/analytics

Roll my own analytics

Primary LanguageJavaScriptMIT LicenseMIT

analytics

Roll my own analytics, based on this simple stack consisting of AWS Lambda and Google sheets.

Ideally, the next step is to improve this based on this more elaborate stack, Snowplow JS tracker vended by Cloudfront, posting to S3 which is then processed by Lambda and written back to S3 for lookup using Athena

This Readme is part blog post, part todo-list for future me.

Provide basic analytics without resorting to add-tech trackers and respect user privacy.

Requirements

Aside from respecting privacy, this project should be cheap to set up and run. The analytics need not be very complex as I only expect very small amounts of traffic if any.

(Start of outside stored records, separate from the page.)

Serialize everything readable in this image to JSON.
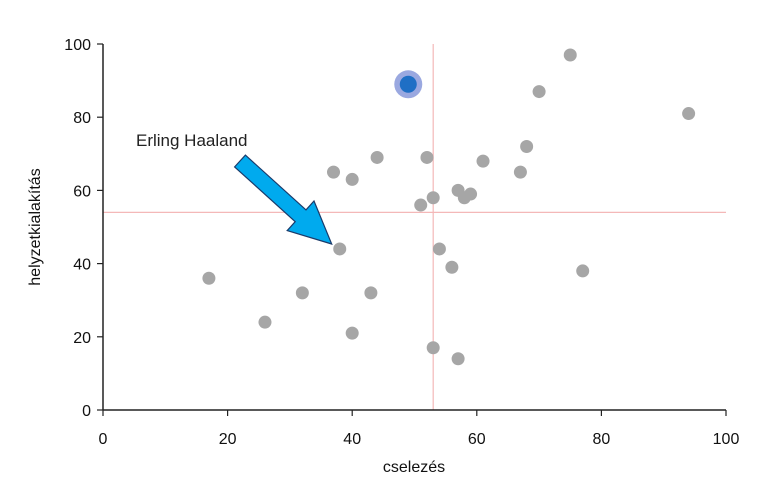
{
  "chart_data": {
    "type": "scatter",
    "xlabel": "cselezés",
    "ylabel": "helyzetkialakítás",
    "xlim": [
      0,
      100
    ],
    "ylim": [
      0,
      100
    ],
    "xticks": [
      0,
      20,
      40,
      60,
      80,
      100
    ],
    "yticks": [
      0,
      20,
      40,
      60,
      80,
      100
    ],
    "grid": false,
    "reference_lines": {
      "x": 53,
      "y": 54,
      "color": "#f4b8b8"
    },
    "point_color": "#a6a6a6",
    "points": [
      {
        "x": 17,
        "y": 36
      },
      {
        "x": 26,
        "y": 24
      },
      {
        "x": 32,
        "y": 32
      },
      {
        "x": 37,
        "y": 65
      },
      {
        "x": 38,
        "y": 44
      },
      {
        "x": 40,
        "y": 63
      },
      {
        "x": 40,
        "y": 21
      },
      {
        "x": 43,
        "y": 32
      },
      {
        "x": 44,
        "y": 69
      },
      {
        "x": 51,
        "y": 56
      },
      {
        "x": 52,
        "y": 69
      },
      {
        "x": 53,
        "y": 58
      },
      {
        "x": 53,
        "y": 17
      },
      {
        "x": 54,
        "y": 44
      },
      {
        "x": 56,
        "y": 39
      },
      {
        "x": 57,
        "y": 60
      },
      {
        "x": 57,
        "y": 14
      },
      {
        "x": 58,
        "y": 58
      },
      {
        "x": 59,
        "y": 59
      },
      {
        "x": 61,
        "y": 68
      },
      {
        "x": 67,
        "y": 65
      },
      {
        "x": 68,
        "y": 72
      },
      {
        "x": 70,
        "y": 87
      },
      {
        "x": 75,
        "y": 97
      },
      {
        "x": 77,
        "y": 38
      },
      {
        "x": 94,
        "y": 81
      }
    ],
    "highlight": {
      "x": 49,
      "y": 89,
      "color": "#1f6fc5",
      "halo_color": "#9aa8e0"
    },
    "annotation": {
      "text": "Erling Haaland",
      "target": {
        "x": 38,
        "y": 44
      },
      "arrow_color": "#00aaee"
    }
  }
}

The technologies involved should be cheap or ideally free. And of course, some of them should be novel to me as an excuse to learn something new.

Stack

  • Client-side session/metrics
    • Can be embedded in static sites.
    • Free for me.
  • AWS Lambda fronted by API gateway
    • Novel technology for me
    • Very cheap to use
    • Serverless is ideal for this use case. Infrequent jobs that are short and self-contained
  • Data stored in a Google sheet
    • Free
    • Simple to use

Events

The repo contains a JS and Ruby client. Only the latter works at the moment.

The JS code attempts to batch up all the analytics and send them when the session ends. I had trouble getting event handlers to fire when the "session" ends, gave up quickly, and just instrumented the backend because it worked for what I was doing.

TODO:

  • JS Client
  • Client instrumentaion.
  • Use Snowplow JS tracker for richer events

Lambda

The Lambda function reads the incoming metric events, repackages them, and POSTs them to google sheets.

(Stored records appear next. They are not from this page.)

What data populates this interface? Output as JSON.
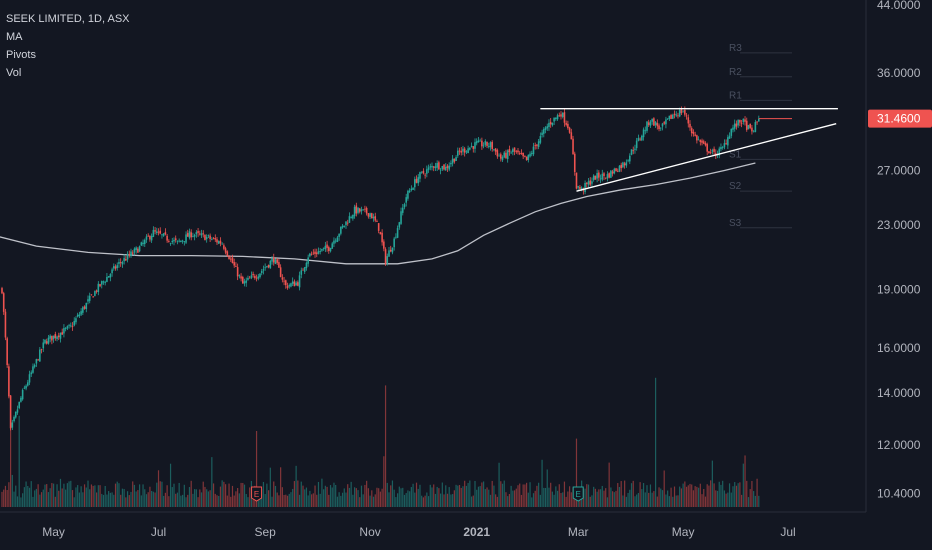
{
  "header": {
    "symbol_line": "SEEK LIMITED, 1D, ASX",
    "indicators": [
      "MA",
      "Pivots",
      "Vol"
    ]
  },
  "colors": {
    "background": "#131722",
    "up": "#26a69a",
    "down": "#ef5350",
    "ma": "#d1d4dc",
    "trendline": "#ffffff",
    "price_tag": "#ef5350",
    "axis_text": "#b2b5be",
    "pivot_text": "#4a5060"
  },
  "chart_data": {
    "type": "candlestick",
    "symbol": "SEEK LIMITED",
    "interval": "1D",
    "exchange": "ASX",
    "last_price_label": "31.4600",
    "last_price": 31.46,
    "y_scale": "log",
    "ylim": [
      10.0,
      44.0
    ],
    "y_ticks": [
      "44.0000",
      "36.0000",
      "31.4600",
      "27.0000",
      "23.0000",
      "19.0000",
      "16.0000",
      "14.0000",
      "12.0000",
      "10.4000"
    ],
    "y_tick_values": [
      44.0,
      36.0,
      27.0,
      23.0,
      19.0,
      16.0,
      14.0,
      12.0,
      10.4
    ],
    "x_ticks": [
      {
        "label": "May",
        "day": 30,
        "bold": false
      },
      {
        "label": "Jul",
        "day": 91,
        "bold": false
      },
      {
        "label": "Sep",
        "day": 153,
        "bold": false
      },
      {
        "label": "Nov",
        "day": 214,
        "bold": false
      },
      {
        "label": "2021",
        "day": 276,
        "bold": true
      },
      {
        "label": "Mar",
        "day": 335,
        "bold": false
      },
      {
        "label": "May",
        "day": 396,
        "bold": false
      },
      {
        "label": "Jul",
        "day": 457,
        "bold": false
      }
    ],
    "price_path": [
      [
        0,
        19.0
      ],
      [
        5,
        12.5
      ],
      [
        12,
        14.0
      ],
      [
        18,
        15.0
      ],
      [
        25,
        16.3
      ],
      [
        40,
        17.0
      ],
      [
        55,
        19.0
      ],
      [
        68,
        20.5
      ],
      [
        80,
        21.5
      ],
      [
        88,
        22.5
      ],
      [
        102,
        21.8
      ],
      [
        110,
        22.4
      ],
      [
        118,
        22.2
      ],
      [
        128,
        21.8
      ],
      [
        140,
        19.3
      ],
      [
        150,
        20.0
      ],
      [
        158,
        20.8
      ],
      [
        165,
        19.2
      ],
      [
        172,
        19.4
      ],
      [
        178,
        21.0
      ],
      [
        190,
        21.5
      ],
      [
        196,
        22.5
      ],
      [
        205,
        24.0
      ],
      [
        214,
        23.8
      ],
      [
        219,
        22.8
      ],
      [
        223,
        20.7
      ],
      [
        228,
        22.0
      ],
      [
        235,
        25.0
      ],
      [
        242,
        26.5
      ],
      [
        252,
        27.5
      ],
      [
        258,
        27.2
      ],
      [
        266,
        28.5
      ],
      [
        276,
        29.2
      ],
      [
        284,
        29.1
      ],
      [
        290,
        28.0
      ],
      [
        297,
        28.6
      ],
      [
        305,
        27.8
      ],
      [
        312,
        29.5
      ],
      [
        318,
        31.0
      ],
      [
        325,
        32.0
      ],
      [
        330,
        30.5
      ],
      [
        334,
        25.8
      ],
      [
        337,
        25.5
      ],
      [
        345,
        26.5
      ],
      [
        352,
        26.6
      ],
      [
        362,
        27.6
      ],
      [
        370,
        29.5
      ],
      [
        377,
        31.4
      ],
      [
        383,
        30.5
      ],
      [
        390,
        31.8
      ],
      [
        396,
        32.2
      ],
      [
        402,
        30.0
      ],
      [
        408,
        29.0
      ],
      [
        414,
        28.3
      ],
      [
        419,
        28.8
      ],
      [
        424,
        30.5
      ],
      [
        430,
        31.3
      ],
      [
        436,
        30.2
      ],
      [
        440,
        31.46
      ]
    ],
    "ma_path": [
      [
        -5,
        22.3
      ],
      [
        20,
        21.6
      ],
      [
        50,
        21.2
      ],
      [
        80,
        21.0
      ],
      [
        110,
        21.0
      ],
      [
        140,
        20.95
      ],
      [
        170,
        20.8
      ],
      [
        200,
        20.5
      ],
      [
        230,
        20.5
      ],
      [
        250,
        20.8
      ],
      [
        265,
        21.3
      ],
      [
        280,
        22.3
      ],
      [
        295,
        23.1
      ],
      [
        310,
        23.9
      ],
      [
        325,
        24.5
      ],
      [
        340,
        25.0
      ],
      [
        360,
        25.5
      ],
      [
        380,
        25.9
      ],
      [
        400,
        26.4
      ],
      [
        420,
        27.0
      ],
      [
        438,
        27.6
      ]
    ],
    "trendlines": [
      {
        "from": [
          313,
          32.4
        ],
        "to": [
          486,
          32.4
        ]
      },
      {
        "from": [
          334,
          25.4
        ],
        "to": [
          485,
          31.0
        ]
      }
    ],
    "pivot_levels": [
      {
        "label": "R3",
        "value": 38.2
      },
      {
        "label": "R2",
        "value": 35.6
      },
      {
        "label": "R1",
        "value": 33.2
      },
      {
        "label": "S1",
        "value": 27.9
      },
      {
        "label": "S2",
        "value": 25.4
      },
      {
        "label": "S3",
        "value": 22.8
      }
    ],
    "earnings_markers": [
      148,
      335
    ],
    "n_days": 441
  }
}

The function code is provisioned using Pulumi. The Pulumi playbook creates two API Gateway routes to use the function but they are pretty simple and just let everything through.

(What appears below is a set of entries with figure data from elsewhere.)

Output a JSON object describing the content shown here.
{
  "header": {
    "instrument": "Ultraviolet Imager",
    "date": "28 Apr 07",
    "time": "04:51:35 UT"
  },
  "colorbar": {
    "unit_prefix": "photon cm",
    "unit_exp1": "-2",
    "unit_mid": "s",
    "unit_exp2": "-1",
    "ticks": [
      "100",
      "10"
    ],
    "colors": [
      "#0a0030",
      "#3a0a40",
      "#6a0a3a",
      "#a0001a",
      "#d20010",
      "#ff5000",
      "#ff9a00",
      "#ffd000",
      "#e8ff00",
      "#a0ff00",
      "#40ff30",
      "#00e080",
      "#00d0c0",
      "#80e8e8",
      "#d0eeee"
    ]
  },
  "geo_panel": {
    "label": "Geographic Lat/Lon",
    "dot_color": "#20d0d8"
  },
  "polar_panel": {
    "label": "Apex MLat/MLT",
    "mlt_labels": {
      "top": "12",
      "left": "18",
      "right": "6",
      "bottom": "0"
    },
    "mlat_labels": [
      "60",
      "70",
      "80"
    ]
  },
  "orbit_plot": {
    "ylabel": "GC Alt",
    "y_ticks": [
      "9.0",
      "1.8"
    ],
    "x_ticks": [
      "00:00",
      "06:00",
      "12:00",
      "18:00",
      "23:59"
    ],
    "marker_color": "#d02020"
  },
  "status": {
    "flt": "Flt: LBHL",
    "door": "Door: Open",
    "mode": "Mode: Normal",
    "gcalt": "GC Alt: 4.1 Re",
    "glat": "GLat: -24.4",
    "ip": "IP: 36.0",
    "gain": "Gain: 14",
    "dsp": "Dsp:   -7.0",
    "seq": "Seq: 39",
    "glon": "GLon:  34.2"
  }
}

The function can also be provisioned with a URL directly but that is not done here.

TODO

  • Decide on one API gateway route, there is no need to have two different types
  • Have some sort of access control. At the moment the Lambda URL is essentially a secret.

Sheet

The Google sheet is nothing special aside from the associated script to allow data to be POSTed to it. The script is deployed as an "App Script" inside Google sheets.

This was a pain to get working because the developer experience is pretty poor and it is hard to debug failures.

The script itself is again nothing special. doPost handles all the networking, all the script has to do is parse the data and add it to the associated sheet.

It must be manually provisioned and deployed.

TODO

  • Automatic provisioning. Hardly seems worth the time.

End

With these 3 pieces I have a basic analytics pipeline I can quickly standup and deploy into any application/site.